I have a 20 month old with a hole confirmed by the dental hygienist, not dentist. It’s in his D ling tooth. I have him on spry tooth gel after reading your site and just picked up ACT. The hole after brushing isn’t brown or even really discolored. He also has white marks on his front teeth below the gums…
Since teeth eruption, but the teeth appear strong and smooth. My question is, can this work for him? We have no dental insurance, we also practice attachment parenting and my little guy has never been away from us, so handing him over for general anesthesia or conscious sedation frightens me. We will see a pediatric dentist for a consult just to see what is actually happening, but wanted to get things going before then.

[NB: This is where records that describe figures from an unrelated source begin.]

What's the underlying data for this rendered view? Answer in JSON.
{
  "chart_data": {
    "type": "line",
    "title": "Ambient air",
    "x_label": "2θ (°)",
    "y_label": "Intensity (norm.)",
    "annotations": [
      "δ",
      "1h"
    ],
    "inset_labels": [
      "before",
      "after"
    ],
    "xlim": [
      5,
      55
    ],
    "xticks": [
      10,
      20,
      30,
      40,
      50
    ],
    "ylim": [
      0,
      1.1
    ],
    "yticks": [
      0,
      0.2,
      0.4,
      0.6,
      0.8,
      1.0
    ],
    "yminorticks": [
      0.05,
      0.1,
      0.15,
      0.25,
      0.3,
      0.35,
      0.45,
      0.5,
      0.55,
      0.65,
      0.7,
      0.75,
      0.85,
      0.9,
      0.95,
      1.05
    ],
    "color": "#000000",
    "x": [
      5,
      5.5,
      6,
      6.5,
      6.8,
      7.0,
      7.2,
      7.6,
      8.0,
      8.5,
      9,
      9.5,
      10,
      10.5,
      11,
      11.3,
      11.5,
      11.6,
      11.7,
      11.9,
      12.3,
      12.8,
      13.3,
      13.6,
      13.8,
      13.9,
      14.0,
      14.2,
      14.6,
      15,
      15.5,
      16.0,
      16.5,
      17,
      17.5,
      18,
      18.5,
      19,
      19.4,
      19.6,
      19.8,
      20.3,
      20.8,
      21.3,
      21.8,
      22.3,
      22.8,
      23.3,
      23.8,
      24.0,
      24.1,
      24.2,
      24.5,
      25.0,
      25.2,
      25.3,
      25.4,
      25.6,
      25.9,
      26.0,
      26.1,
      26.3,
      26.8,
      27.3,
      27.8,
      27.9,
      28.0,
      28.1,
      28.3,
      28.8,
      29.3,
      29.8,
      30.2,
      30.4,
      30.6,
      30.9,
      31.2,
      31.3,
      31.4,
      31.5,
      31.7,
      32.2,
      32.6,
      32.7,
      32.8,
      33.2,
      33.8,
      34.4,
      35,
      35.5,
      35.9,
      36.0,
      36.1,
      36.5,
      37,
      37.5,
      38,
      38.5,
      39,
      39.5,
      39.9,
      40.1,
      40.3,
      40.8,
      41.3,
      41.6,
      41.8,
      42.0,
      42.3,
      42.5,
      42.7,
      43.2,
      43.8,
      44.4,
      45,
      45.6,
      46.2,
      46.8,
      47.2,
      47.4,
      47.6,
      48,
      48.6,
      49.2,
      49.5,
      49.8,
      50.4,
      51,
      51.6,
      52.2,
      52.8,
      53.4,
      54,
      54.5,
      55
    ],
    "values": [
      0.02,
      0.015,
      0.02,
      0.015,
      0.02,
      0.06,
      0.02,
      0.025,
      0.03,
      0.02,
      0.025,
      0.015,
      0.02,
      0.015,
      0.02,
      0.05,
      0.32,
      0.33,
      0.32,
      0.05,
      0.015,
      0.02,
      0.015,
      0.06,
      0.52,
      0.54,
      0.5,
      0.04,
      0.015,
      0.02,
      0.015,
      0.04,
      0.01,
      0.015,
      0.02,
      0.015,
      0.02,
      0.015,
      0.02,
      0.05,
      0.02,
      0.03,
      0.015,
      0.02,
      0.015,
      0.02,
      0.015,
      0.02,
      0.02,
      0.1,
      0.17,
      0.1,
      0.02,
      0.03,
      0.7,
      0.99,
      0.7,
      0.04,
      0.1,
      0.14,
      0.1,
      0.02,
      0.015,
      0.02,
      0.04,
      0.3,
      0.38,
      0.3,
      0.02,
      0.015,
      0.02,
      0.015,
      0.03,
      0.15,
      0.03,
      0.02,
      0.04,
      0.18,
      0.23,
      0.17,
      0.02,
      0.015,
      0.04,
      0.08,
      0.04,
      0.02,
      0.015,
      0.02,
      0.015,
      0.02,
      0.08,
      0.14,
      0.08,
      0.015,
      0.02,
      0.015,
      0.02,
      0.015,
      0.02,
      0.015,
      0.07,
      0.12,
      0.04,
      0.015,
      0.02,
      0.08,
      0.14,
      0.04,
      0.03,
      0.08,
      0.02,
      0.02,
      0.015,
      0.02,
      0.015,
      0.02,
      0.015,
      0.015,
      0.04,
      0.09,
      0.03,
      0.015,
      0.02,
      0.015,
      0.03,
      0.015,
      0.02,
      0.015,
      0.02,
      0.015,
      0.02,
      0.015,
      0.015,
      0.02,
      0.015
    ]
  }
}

In fact his teeth already look better with just xylitol.
We’ve never given him juice, our biggest mistake was dried fruit I believe. I will be getting powdered xylitol but again didn’t have time to order before this visit in a week, do you know the right amount of spry gel to be therapeutic?
Thank you thank you!
I am not sure exactly the ingredients in Spry gel but I am concerned there may be some sorbitol.
If so, the sorbitol may slow or inactivate the healing process (according to studies).
If it is pure xylitol, then I suggest you apply this gel (or any pure xylitol candies, mints,etc or granular or in solution) at least five times a day. Research shows frequency of xylitol may be more important than the total amount. You may want to put a teaspoon of granular xylitol in a water bottle and let your son sip this during the day, after meals and snacks etc.
Brush his teeth morning and night with a drop of ACT (?Bubblegum flavor) on a clean toothbrush. Make sure to brush the white spots on the front teeth as well as the lingual area that is a problem. The combination of ACT and xylitol will work synergistically together to heal this tooth – but it takes time sometimes up to six months or more.
To me, the location of these “white spots” and his cavity suggest he may have a dry mouth (allergies/sinus/ open mouth breathing) and that the damage may be due to an acidity on his teeth. I do not think this sounds like damage from sugars these are more often seen in the occlusal/top surfaces of molar teeth. You will find many waters and fermented products are very acidic even coconut milk can be acidic for teeth. Your son can still enjoy them but make sure to wash off them off teeth with a little xylitol or some Spry gel. This becomes even more important before a nap or when a baby sleeps with their mouth open.